2Josie Harrison, Etnam News, Leominster, Herefordshire

“I use a lot of different wholesalers so I can fill the gaps with stuff from other people. We have a local discount store called Baby’s and I have a promotion stand of short-date, reduced-price stock and that fills any gaps. We stopped relying so heavily on Booker three or four years ago and I’ve got another couple of online wholesalers I use as well now.

“I buy my vape products from an online retailer who delivers without a minimum order, with a small delivery charge and a per ounce discount on the next order. I get household products and smoking accessories from another online wholesaler. They have a higher minimum order, so I buy infrequently but in bulk.

“Retailers should diversify their suppliers and what they sell. There are things customers want and expect, but there are things you can put in front of them that they didn’t know they wanted. At the right price they’ll buy them.”

3Uthay Soundararajan, Costcutter Inverleith Row, Edinburgh

“It used to be that I ordered stock and the products were delivered to the door, but that’s not happening any more. We have to go out on our own to get stock. This week, Haribo wasn’t available on delivery, and a month ago all the Walkers crisps were out of stock. It’s become routine for something to not be available for a month and then come back. So it can be a matter of waiting until it comes back online.

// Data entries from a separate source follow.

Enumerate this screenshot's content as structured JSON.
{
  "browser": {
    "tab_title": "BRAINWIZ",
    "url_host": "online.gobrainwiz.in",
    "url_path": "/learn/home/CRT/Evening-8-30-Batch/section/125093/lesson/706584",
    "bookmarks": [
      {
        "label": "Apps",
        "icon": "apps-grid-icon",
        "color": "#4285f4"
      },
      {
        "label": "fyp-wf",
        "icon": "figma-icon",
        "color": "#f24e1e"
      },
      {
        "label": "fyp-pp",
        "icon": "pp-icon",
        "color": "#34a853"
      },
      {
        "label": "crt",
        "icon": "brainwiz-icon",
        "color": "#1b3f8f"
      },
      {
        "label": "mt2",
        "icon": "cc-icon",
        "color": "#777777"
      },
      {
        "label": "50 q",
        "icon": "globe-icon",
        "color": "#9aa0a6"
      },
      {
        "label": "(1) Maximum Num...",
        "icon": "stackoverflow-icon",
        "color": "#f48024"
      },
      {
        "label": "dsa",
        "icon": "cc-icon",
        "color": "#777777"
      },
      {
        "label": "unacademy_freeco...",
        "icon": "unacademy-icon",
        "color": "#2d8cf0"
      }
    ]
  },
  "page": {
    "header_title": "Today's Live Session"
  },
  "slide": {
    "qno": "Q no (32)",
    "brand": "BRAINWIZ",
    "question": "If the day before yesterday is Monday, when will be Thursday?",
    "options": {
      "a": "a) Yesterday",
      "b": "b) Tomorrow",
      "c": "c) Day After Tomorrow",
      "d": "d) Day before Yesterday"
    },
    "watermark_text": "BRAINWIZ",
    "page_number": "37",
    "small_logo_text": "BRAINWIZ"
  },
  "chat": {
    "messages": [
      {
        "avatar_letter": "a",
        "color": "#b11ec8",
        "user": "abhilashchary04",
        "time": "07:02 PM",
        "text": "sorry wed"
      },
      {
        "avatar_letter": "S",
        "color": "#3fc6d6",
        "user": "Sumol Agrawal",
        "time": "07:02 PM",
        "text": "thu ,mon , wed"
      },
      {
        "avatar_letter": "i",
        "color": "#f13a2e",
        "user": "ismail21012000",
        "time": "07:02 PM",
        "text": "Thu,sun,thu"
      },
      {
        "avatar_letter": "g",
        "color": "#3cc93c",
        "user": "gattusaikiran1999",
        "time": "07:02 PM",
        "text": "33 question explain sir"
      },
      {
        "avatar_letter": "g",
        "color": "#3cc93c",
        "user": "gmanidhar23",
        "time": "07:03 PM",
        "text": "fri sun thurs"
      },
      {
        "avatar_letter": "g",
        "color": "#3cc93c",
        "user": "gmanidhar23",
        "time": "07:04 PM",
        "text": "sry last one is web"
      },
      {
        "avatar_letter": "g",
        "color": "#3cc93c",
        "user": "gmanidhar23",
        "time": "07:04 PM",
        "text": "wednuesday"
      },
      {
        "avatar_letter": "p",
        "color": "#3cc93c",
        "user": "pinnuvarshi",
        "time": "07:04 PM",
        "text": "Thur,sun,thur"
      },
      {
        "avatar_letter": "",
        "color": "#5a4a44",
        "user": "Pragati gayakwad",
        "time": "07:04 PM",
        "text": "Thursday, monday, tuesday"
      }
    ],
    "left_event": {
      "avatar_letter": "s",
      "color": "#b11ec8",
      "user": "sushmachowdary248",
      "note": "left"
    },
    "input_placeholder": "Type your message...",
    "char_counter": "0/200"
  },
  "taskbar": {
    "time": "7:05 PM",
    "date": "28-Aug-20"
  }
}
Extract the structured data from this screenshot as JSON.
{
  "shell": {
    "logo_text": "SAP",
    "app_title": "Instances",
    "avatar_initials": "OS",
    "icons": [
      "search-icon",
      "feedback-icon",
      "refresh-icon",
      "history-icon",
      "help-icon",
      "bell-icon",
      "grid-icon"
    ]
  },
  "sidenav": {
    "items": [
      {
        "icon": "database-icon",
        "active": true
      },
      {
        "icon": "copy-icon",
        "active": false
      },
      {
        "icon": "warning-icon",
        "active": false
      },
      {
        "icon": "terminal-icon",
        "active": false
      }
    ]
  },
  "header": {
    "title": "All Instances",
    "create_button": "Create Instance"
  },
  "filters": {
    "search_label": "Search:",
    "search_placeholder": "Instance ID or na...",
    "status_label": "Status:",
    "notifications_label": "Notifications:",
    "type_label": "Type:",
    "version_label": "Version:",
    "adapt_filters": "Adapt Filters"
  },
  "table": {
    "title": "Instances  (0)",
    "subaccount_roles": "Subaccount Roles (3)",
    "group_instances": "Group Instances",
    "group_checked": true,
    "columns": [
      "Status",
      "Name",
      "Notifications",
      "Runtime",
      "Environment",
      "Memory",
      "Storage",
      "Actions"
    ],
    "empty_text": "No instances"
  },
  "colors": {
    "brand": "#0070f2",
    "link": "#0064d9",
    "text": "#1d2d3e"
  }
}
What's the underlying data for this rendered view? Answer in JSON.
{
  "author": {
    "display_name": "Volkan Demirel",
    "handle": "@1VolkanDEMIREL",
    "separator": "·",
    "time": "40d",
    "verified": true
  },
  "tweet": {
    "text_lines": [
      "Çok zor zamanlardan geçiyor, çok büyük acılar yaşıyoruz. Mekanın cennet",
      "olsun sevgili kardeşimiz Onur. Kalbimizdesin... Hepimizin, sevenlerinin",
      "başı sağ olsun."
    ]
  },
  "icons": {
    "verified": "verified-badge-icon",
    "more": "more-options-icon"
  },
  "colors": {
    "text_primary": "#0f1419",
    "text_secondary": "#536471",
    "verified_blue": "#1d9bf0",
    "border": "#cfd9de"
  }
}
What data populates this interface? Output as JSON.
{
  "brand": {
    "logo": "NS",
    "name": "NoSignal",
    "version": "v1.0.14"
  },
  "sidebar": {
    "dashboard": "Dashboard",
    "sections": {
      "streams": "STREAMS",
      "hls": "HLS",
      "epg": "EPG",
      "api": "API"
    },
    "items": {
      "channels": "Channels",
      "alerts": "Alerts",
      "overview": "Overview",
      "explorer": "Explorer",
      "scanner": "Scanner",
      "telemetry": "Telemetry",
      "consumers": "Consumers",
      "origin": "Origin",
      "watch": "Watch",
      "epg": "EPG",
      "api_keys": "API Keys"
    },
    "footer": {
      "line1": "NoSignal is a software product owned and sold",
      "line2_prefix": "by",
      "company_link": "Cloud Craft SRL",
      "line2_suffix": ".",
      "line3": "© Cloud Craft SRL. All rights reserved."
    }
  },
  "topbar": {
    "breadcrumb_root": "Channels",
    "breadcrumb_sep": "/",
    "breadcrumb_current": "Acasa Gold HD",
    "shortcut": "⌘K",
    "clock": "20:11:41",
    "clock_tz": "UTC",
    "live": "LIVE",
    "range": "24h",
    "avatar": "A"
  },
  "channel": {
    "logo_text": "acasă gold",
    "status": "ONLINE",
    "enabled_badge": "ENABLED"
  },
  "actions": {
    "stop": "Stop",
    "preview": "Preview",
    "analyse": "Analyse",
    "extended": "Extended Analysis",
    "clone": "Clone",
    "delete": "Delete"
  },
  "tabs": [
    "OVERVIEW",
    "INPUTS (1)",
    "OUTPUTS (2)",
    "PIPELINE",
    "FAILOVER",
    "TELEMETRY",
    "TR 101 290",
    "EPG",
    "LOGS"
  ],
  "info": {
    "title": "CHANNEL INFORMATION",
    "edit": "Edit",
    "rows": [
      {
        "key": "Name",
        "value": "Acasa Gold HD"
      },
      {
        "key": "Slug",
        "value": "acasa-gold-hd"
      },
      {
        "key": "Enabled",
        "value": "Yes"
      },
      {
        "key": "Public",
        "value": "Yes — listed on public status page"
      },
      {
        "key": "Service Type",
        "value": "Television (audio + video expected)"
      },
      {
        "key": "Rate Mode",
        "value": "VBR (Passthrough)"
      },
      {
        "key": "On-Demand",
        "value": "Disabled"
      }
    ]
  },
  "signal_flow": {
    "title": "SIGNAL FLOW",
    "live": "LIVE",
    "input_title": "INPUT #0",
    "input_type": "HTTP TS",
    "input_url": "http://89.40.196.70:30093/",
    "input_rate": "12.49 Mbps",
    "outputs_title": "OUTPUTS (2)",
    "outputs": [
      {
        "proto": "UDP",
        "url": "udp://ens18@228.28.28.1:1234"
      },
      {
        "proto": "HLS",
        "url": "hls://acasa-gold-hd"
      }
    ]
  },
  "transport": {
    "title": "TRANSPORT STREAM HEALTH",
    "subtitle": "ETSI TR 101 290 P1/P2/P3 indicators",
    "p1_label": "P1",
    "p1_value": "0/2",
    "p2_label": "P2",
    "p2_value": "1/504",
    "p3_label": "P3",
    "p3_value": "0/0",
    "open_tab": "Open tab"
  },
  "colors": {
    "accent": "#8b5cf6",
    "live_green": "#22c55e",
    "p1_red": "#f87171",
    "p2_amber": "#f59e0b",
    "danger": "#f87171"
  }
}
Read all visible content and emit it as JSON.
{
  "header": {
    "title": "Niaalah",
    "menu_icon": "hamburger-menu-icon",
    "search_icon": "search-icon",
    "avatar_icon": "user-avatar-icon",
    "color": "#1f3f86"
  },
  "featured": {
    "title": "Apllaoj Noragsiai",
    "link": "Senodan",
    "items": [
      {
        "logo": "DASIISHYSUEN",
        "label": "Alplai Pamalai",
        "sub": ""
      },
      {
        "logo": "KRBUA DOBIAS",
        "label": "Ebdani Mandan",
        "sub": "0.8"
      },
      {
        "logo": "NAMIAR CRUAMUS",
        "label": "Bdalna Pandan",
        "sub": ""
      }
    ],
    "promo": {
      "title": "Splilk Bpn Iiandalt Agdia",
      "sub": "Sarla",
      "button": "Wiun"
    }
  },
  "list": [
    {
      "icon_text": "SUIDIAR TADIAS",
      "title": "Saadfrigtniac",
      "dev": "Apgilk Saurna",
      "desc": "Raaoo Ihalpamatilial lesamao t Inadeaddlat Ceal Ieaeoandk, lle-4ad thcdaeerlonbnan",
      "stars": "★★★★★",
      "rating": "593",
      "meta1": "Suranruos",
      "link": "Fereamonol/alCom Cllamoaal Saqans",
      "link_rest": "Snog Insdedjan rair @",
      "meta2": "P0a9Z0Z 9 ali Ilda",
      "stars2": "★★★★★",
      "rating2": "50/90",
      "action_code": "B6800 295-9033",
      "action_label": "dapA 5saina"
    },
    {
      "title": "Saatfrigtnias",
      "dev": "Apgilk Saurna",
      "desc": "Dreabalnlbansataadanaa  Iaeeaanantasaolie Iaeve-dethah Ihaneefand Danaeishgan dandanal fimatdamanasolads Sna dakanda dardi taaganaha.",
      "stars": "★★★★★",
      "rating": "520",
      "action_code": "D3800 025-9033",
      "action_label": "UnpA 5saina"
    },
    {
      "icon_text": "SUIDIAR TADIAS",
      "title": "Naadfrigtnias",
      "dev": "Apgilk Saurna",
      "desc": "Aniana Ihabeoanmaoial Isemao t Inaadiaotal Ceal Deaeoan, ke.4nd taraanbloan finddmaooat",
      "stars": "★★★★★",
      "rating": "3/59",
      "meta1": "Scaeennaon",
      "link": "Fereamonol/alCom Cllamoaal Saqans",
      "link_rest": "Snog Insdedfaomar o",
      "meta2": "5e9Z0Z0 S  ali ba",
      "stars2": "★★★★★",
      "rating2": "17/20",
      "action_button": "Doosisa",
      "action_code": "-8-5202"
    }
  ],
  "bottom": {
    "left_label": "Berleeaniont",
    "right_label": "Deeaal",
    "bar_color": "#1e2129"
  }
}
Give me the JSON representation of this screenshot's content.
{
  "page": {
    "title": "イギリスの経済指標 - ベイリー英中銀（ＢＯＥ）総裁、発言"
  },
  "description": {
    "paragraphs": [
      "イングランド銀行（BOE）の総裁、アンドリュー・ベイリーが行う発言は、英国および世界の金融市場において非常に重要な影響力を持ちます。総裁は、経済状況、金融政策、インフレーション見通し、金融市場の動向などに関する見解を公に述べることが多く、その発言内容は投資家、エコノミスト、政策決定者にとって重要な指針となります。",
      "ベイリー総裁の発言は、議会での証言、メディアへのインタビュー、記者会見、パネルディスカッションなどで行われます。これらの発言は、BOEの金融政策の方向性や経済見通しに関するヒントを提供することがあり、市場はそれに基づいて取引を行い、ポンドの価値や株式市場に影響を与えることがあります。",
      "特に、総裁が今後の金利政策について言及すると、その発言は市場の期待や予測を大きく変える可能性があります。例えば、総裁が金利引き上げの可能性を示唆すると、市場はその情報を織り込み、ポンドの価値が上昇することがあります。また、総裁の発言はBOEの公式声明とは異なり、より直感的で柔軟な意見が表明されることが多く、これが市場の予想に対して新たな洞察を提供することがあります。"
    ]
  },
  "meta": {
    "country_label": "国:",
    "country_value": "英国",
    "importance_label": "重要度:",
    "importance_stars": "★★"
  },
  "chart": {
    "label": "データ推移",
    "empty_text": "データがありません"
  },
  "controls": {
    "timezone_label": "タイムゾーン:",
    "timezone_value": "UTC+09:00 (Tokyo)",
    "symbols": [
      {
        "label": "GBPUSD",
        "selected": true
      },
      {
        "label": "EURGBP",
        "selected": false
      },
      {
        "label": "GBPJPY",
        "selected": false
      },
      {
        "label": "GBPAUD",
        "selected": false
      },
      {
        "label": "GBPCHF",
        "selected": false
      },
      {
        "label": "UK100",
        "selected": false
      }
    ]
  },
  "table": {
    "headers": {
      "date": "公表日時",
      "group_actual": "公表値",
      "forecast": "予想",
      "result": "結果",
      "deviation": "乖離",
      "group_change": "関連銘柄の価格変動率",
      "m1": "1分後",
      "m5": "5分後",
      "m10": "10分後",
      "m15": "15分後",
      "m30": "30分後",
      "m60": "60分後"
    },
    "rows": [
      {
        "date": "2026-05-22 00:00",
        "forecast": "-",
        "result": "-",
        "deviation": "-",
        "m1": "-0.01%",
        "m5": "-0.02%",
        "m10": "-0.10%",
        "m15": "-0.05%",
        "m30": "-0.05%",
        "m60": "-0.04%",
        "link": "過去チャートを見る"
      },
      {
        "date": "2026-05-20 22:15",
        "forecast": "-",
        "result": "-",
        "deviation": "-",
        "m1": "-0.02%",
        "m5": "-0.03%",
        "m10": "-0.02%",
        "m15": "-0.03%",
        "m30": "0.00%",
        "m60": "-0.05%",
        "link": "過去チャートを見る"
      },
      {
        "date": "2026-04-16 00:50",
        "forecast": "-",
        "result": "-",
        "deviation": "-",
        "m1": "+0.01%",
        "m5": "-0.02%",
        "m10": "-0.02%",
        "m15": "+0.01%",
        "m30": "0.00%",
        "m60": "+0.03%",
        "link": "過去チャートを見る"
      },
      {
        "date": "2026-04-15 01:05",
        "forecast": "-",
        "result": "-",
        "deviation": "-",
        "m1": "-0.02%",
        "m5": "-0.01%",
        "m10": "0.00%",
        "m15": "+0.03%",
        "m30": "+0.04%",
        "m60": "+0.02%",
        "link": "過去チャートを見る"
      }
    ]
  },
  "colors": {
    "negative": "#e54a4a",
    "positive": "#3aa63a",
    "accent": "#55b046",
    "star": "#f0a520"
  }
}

“There are three cash and carries in Edinburgh, and I go around every one of them to get stock. It’s now a part of my working week. Customers won’t trust us if we don’t have the stock on the shelves, and they don’t come back.

“We’re swapping products and brands if needed, but it doesn’t work across the board. We swapped our ketchup when the normal brands weren’t available, but for some products, if we don’t have a particular brand, the customer will go somewhere else.”